Читаем Визит нестарой дамы полностью

– Ну жалко, конечно, но здесь сложнее. С одной стороны, он меня достал нытьем и было удобно, что часть нытья перераспределилась на кого-то другого. С другой – если мужик чист, неудобно изменять, когда он в кризисе. Не знаю, как у вас в Америке, но у наших баб всегда чувство вины, если они успешней мужей.

– У меня никогда не было мужа, – процедила Дин, – и то, что ты рассказываешь, не заставляет сожалеть об этом. У Андрея, конечно, интоксикация от гордыни, но уж больно функционально ты излагаешь про собственную ревность. Пошли отсюда. Мне здесь не нравится.

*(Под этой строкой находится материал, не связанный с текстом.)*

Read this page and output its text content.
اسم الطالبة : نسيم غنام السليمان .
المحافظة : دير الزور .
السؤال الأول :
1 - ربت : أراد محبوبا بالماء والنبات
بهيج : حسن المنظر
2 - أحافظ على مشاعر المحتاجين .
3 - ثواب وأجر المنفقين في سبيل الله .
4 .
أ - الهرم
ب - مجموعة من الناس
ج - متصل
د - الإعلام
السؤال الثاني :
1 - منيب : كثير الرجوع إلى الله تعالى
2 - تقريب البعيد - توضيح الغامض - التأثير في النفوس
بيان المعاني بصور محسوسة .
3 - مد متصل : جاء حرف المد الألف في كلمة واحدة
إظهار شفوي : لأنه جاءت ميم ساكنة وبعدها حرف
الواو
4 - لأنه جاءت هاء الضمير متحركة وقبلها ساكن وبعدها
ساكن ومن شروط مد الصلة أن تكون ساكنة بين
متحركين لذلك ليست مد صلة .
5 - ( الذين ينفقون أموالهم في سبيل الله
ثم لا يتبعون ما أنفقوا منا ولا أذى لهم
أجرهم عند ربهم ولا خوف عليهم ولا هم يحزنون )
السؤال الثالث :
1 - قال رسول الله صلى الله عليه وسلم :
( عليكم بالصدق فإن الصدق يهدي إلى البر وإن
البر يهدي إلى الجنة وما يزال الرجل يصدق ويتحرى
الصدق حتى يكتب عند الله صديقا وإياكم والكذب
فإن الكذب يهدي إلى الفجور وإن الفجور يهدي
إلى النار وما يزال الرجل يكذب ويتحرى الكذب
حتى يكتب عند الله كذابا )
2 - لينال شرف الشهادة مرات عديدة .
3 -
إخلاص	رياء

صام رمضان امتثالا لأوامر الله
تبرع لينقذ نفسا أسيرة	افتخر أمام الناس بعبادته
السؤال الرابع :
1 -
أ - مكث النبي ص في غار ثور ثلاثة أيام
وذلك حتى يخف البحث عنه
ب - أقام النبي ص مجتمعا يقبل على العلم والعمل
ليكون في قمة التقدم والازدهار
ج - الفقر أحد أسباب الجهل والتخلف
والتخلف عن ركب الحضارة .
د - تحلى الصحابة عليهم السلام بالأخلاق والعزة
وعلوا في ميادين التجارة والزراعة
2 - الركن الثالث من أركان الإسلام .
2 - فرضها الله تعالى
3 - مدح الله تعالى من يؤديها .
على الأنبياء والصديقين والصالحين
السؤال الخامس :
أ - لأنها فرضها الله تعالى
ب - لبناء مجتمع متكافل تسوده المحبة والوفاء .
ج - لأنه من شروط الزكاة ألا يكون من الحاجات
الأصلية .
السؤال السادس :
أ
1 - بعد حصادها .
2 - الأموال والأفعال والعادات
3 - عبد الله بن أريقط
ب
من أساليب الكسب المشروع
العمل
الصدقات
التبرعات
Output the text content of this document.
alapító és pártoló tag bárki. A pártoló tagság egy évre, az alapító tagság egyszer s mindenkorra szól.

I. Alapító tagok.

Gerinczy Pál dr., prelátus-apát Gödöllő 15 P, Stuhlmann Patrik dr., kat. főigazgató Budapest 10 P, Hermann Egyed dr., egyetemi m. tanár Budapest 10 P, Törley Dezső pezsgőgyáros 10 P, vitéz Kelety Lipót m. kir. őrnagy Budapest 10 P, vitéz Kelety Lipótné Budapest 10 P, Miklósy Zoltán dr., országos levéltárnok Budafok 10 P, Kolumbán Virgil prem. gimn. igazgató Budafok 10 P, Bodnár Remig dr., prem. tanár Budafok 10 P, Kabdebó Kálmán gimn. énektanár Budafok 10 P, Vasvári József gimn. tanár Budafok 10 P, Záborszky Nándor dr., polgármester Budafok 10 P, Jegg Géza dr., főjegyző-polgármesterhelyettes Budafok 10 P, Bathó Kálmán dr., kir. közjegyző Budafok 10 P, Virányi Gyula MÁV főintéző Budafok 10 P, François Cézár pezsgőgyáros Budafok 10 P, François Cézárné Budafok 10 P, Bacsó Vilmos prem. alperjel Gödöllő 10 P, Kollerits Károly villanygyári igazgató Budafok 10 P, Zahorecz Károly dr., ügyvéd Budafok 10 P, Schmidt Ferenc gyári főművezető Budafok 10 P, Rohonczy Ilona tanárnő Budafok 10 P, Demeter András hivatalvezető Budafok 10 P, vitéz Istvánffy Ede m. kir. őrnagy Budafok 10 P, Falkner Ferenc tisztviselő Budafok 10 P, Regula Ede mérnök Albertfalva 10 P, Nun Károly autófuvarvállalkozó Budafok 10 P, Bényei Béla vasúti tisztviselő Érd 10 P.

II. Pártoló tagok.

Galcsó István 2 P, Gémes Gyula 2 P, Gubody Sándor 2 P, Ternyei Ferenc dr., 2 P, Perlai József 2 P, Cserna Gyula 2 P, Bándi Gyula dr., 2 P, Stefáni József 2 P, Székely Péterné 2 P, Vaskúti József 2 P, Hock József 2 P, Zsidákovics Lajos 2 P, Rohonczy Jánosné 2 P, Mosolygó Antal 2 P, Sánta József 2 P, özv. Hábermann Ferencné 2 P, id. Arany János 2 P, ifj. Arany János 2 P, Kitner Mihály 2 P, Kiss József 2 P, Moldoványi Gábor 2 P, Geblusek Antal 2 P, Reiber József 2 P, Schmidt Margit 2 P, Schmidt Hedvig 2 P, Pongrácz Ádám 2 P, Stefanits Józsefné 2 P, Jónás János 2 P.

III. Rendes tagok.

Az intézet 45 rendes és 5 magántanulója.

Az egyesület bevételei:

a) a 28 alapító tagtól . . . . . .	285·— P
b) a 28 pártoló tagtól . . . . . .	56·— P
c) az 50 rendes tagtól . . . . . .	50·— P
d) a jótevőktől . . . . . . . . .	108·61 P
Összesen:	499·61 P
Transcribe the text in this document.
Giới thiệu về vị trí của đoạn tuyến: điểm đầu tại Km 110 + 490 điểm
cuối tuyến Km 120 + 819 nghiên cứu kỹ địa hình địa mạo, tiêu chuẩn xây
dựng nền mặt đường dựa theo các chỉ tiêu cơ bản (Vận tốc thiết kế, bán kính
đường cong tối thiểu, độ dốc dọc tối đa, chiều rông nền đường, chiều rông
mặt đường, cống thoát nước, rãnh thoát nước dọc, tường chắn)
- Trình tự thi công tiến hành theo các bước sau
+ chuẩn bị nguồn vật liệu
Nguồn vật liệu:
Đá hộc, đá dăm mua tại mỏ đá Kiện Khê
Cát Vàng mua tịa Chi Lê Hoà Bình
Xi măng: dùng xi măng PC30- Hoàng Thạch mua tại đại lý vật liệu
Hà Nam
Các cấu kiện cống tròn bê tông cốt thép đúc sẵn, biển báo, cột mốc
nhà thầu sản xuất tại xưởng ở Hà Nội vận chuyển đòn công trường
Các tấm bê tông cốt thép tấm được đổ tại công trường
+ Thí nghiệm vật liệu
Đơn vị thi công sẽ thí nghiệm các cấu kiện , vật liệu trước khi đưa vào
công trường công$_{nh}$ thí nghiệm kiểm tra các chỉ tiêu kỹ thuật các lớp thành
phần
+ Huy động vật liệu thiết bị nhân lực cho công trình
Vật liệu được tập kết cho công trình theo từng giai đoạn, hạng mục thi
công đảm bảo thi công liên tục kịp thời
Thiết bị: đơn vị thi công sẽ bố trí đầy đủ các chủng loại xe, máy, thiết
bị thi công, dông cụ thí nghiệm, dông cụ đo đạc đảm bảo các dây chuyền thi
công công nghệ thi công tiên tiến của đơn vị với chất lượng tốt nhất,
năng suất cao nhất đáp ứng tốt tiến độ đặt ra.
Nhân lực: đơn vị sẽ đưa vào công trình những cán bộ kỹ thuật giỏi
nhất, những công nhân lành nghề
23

– Куда? – Я удивилась, что она так оборвала меня на подъеме истории. Конечно, ей были непонятны нюансы, которые русская баба-натуралка словила бы с полуслова, но зачем так резко затыкать? – Между прочим, когда человек превращается в машину по добыванию денег и ведению домашнего хозяйства, у него и ревность проще выглядит. На ревность тоже нужны силы и время.

– Поехали в Дом актера, – потребовала она.

– В Дом актера? – изумилась я.

– На улицу Горького. Там еще подают такое заливное… рыбное пюре, залитое желе. Я часто его в Америке вспоминаю.

– Рыба «Актер».

– Точно!

– Дом актера давным-давно сгорел вместе с рыбой «Актер»…

– Как сгорел?

– Как факел. – Пожар Дома актера был началом конца московской клубной жизни. До сих пор, проходя мимо, я ощущаю спазм. Отреставрированные стены бывшего Дома актера, готовящиеся отдаться банку или офису, – как могильная плита молодости всего нашего круга. «Вокзал, несгораемый ящик разлук моих, встреч и разлук». Дом актера оказался сгораемым ящиком пира общения, уместного в нашей подкоммунистической жизни. Мы все вышли не из гоголевской шинели, а из буфета Дома актера и Дома литераторов. Стоило ли объяснять это Дин? И сколько суток ушло бы на это объяснение?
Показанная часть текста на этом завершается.